The museum is trying to provide a more complete history by opening an exhibition dedicated to female jazz artists, who have been instrumental to the city's jazz scene but have long been overshadowed by far more celebrated male artists.
The exhibit opened last year but there are plans for a future expansion.
Located just steps away from the French Quarter, the museum has all types of artifacts from the heydays of jazz in the Crescent City. The modest “Women of Note” exhibit takes up just two rooms of space in the 10,000-square-foot museum, but it highlights the big contributions that female artists have made to the city’s jazz landscape.
“The women that we portray in this exhibit, a lot of them had a kind of underground impact,” David Kunian, the music curator of the New Orleans Jazz Museum, told Fox News. “They weren’t on the level [of] Louis Armstrong, Sidney Bechet, Kid Ory or King Oliver. They did influence a lot of people here and those people [left] to do jazz in other places [and] put their influence out there.”
The gallery has over 50 artifacts from the late 20th century up to the present. Some of the featured artists include Lil Hardin, Sweet Emma Barrett and the Boswell Sisters.
Kunian says due to societal pressures and prejudice, female jazz performers did not receive the notoriety they deserved.
“I hope we are at least adding to a new record of how things really were back then vs. how we all kind of thought,” Kunian added.
Kunian calls the exhibit a “living museum” since it features artifacts from performers of the past and present. Guests have the chance to see musical scores, instruments and listen to some of the featured artist. One of the museum’s more unique items includes a flamboyantly decorated “Van Halen” cello that was loaned to the museum by New Orleans-based jazz cellist Helen Gillet.
“I thought about how it would be fun to be Van Halen one Mardi Gras so it’s my ‘Van Halen’ cello,” Gillet said following a live performance in New Orleans.
Gillet has Belgian roots but she’s lived all over the world. She performs a mix of French contemporary jazz, blues and Classical styles. She said she was one of the only jazz instrumentalists in New Orleans when she moved to the city in 2002. Gillet said the exhibit is timely and gives female jazz performers the credit they deserve.
“It’s a really big question of why it’s taken until now,” Gillet said. “I just think there’s been women that have paved the way and there’s been more and more prolific artists and you kind of can’t deny it now.
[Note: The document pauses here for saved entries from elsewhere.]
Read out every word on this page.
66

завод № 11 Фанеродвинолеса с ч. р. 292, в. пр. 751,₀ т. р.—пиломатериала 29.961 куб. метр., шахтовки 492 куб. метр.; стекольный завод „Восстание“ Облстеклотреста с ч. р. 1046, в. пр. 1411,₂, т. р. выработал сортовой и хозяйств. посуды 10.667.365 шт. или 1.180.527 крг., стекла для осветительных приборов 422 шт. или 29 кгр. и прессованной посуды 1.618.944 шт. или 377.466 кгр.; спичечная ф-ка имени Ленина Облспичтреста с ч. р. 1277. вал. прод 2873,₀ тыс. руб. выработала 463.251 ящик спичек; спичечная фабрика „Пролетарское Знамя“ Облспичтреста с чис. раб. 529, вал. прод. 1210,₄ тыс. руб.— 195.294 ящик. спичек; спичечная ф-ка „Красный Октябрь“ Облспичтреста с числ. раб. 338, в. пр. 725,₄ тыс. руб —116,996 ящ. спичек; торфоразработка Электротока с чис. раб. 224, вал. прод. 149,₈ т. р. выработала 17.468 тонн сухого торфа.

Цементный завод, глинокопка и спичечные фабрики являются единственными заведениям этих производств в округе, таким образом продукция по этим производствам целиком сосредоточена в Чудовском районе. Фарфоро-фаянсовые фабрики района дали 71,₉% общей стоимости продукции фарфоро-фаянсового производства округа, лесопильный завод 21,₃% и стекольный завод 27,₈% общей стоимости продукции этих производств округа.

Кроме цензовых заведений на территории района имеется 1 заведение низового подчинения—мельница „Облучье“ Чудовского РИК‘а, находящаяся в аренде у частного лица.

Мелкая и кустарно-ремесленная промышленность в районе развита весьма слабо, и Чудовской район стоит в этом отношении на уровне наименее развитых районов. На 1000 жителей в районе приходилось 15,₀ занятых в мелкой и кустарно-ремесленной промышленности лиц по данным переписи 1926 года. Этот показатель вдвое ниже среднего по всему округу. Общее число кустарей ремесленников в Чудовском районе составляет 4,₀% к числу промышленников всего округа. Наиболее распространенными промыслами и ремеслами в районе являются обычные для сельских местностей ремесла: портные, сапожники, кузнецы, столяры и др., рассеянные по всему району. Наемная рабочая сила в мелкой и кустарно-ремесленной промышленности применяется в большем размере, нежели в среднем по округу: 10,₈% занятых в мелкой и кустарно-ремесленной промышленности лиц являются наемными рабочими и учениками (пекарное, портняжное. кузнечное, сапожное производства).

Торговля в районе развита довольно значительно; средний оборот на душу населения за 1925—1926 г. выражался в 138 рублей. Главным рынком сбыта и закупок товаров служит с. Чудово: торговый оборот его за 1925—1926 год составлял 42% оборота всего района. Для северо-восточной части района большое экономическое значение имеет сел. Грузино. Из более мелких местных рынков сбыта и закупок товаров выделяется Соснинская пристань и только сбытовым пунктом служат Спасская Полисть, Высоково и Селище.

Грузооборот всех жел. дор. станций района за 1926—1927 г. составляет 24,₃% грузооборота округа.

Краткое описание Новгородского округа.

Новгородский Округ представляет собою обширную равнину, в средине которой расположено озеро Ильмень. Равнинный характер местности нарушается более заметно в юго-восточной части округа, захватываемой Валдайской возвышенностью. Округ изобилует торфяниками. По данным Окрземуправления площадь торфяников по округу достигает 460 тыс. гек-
We’re everywhere.”
The museum will host live “Women of Note”-themed performances for Women’s History Month in the concert hall, which is located on the third floor. Museum Director Greg Lambousy said the exhibit will remain open until August of this year and will travel to France shortly afterward.
There are also plans in the works to give the exhibit a more permanent home in an upgraded space within the same building by 2020.